The GAO’s involvement came as a result of a letter sent by Senator Lummis to the U.S. Comptroller General in August 2022. The primary question at hand was whether the bulletin qualified as a rule subject to the Congressional Review Act (CRA). Under the CRA, an agency rule necessitates submission of a report to the comptroller general and both houses of Congress, with a process allowing Congress to disapprove the rule. Using the definition of a rule as outlined in the Administrative Procedures Act (APA), the GAO determined that the SEC bulletin falls under the purview of the CRA. The GAO explained:
“It is reasonable to believe that companies may change their behavior to comply with the staff interpretations found in the Bulletin […] The Bulletin is also of future effect and was designed to interpret and prescribe policy. Accordingly, we conclude that the Bulletin meets the definition of a rule under APA.”

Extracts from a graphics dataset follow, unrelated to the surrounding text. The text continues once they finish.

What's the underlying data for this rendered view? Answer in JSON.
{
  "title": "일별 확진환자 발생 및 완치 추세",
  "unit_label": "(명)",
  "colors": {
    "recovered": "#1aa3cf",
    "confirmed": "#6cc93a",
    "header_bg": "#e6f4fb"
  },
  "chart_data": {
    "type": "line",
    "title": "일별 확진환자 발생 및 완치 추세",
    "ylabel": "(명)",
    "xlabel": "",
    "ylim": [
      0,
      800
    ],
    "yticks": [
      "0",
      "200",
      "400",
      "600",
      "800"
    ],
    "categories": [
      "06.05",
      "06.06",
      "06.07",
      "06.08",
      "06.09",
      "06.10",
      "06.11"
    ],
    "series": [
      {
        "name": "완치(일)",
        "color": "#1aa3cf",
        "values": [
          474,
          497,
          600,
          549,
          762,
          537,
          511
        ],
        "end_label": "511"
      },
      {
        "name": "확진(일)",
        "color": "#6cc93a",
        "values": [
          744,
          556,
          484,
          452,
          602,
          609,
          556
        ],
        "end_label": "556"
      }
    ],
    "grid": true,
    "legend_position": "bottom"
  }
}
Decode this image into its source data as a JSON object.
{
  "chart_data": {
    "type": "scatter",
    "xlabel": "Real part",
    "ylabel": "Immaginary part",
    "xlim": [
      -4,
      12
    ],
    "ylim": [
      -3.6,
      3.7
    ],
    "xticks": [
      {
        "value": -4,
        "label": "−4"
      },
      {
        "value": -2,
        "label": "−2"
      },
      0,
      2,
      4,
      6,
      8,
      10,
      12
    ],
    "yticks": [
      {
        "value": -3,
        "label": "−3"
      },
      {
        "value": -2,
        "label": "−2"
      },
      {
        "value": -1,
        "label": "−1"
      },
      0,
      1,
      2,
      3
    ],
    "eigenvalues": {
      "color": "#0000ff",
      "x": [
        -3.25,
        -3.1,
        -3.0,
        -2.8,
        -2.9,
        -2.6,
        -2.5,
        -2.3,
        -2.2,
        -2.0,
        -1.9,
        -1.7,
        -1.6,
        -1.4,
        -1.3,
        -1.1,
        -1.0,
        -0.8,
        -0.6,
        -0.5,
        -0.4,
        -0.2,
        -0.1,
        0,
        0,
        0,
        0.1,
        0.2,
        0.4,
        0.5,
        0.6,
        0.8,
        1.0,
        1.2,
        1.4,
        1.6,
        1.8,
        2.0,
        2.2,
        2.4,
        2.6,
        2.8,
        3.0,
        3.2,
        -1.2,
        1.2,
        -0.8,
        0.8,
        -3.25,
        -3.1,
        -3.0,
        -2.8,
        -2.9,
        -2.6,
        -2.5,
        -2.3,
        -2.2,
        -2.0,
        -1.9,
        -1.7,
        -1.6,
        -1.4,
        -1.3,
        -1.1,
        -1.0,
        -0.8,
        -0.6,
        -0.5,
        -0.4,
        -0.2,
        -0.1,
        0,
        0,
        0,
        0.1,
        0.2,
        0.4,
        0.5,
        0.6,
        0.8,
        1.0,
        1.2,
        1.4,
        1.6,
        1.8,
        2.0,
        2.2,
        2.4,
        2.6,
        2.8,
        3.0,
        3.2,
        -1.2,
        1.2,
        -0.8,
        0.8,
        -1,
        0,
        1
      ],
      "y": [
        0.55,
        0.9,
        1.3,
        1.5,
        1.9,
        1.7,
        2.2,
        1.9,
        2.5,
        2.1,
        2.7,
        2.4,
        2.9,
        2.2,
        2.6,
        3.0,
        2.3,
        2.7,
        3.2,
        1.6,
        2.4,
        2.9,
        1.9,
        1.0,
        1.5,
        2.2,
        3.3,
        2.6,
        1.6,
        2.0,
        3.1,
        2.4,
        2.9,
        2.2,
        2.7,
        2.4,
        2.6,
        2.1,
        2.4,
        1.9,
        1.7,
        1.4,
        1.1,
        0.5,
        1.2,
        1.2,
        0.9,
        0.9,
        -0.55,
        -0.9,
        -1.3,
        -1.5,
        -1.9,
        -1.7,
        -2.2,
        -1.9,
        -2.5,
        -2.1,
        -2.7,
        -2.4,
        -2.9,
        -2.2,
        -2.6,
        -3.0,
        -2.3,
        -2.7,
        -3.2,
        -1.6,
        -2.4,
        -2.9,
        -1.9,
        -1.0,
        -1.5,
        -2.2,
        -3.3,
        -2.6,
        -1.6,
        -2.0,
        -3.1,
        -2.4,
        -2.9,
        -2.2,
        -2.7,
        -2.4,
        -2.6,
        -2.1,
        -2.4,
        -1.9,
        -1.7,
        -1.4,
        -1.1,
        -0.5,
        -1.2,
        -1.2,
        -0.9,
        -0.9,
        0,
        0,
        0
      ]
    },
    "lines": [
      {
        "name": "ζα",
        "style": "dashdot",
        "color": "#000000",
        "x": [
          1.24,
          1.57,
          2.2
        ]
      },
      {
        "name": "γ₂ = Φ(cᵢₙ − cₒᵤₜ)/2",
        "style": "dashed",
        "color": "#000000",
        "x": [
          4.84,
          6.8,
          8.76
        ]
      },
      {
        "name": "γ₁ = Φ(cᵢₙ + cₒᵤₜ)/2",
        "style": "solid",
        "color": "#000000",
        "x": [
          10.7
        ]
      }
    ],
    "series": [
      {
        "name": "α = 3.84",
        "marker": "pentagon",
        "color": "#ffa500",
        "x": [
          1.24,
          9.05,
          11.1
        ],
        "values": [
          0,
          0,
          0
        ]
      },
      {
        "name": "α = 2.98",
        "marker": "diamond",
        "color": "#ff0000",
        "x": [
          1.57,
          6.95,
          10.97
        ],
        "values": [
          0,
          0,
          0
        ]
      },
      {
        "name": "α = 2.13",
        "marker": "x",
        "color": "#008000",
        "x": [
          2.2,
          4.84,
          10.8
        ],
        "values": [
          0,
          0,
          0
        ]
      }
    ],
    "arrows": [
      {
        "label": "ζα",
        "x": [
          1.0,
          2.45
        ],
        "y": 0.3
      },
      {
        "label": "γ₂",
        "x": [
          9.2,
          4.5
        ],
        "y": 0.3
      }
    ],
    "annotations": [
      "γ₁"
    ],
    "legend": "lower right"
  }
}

The bulletin serves as a document expressing the staff’s perspective on accounting for obligations related to safeguarding crypto-assets held by entities for platform users, according to the SEC. The SEC clarifies that “the statements in staff accounting bulletins are not rules or interpretations of the Commission, nor are they published as bearing the Commission’s official approval. They represent staff interpretations and practices.”
The bulletin utilized hypothetical scenarios to outline what the SEC considered to be best practices for safeguarding crypto-assets held by platforms for their users. Platforms such as Coinbase and PayPal were notable examples. It advised these platforms to list users’ assets on their books as both liabilities and assets at their fair value upon initial recognition. This marked a significant shift in accounting practices as custodied assets had not been previously recorded on balance sheets.
The bulletin swiftly garnered opposition from various quarters. SEC Commissioner Hester Peirce issued a critical response within days, contending that the accounting procedure described in the bulletin was, in part, a reaction to risks for which the SEC itself was partially responsible.
In June 2022, five Republican senators, including Senator Lummis, wrote to SEC Chairman Gary Gensler to express their disapproval of what they termed the “backdoor regulation” of the bulletin. Furthermore, in September, Representative Mike Flood chastised Gensler regarding the bulletin during Gensler’s appearance before the House Financial Services Committee.
It’s essential to note that GAO findings are essentially recommendations. Nevertheless, as the agency points out, “Clearly, agencies are taking our recommendations seriously.”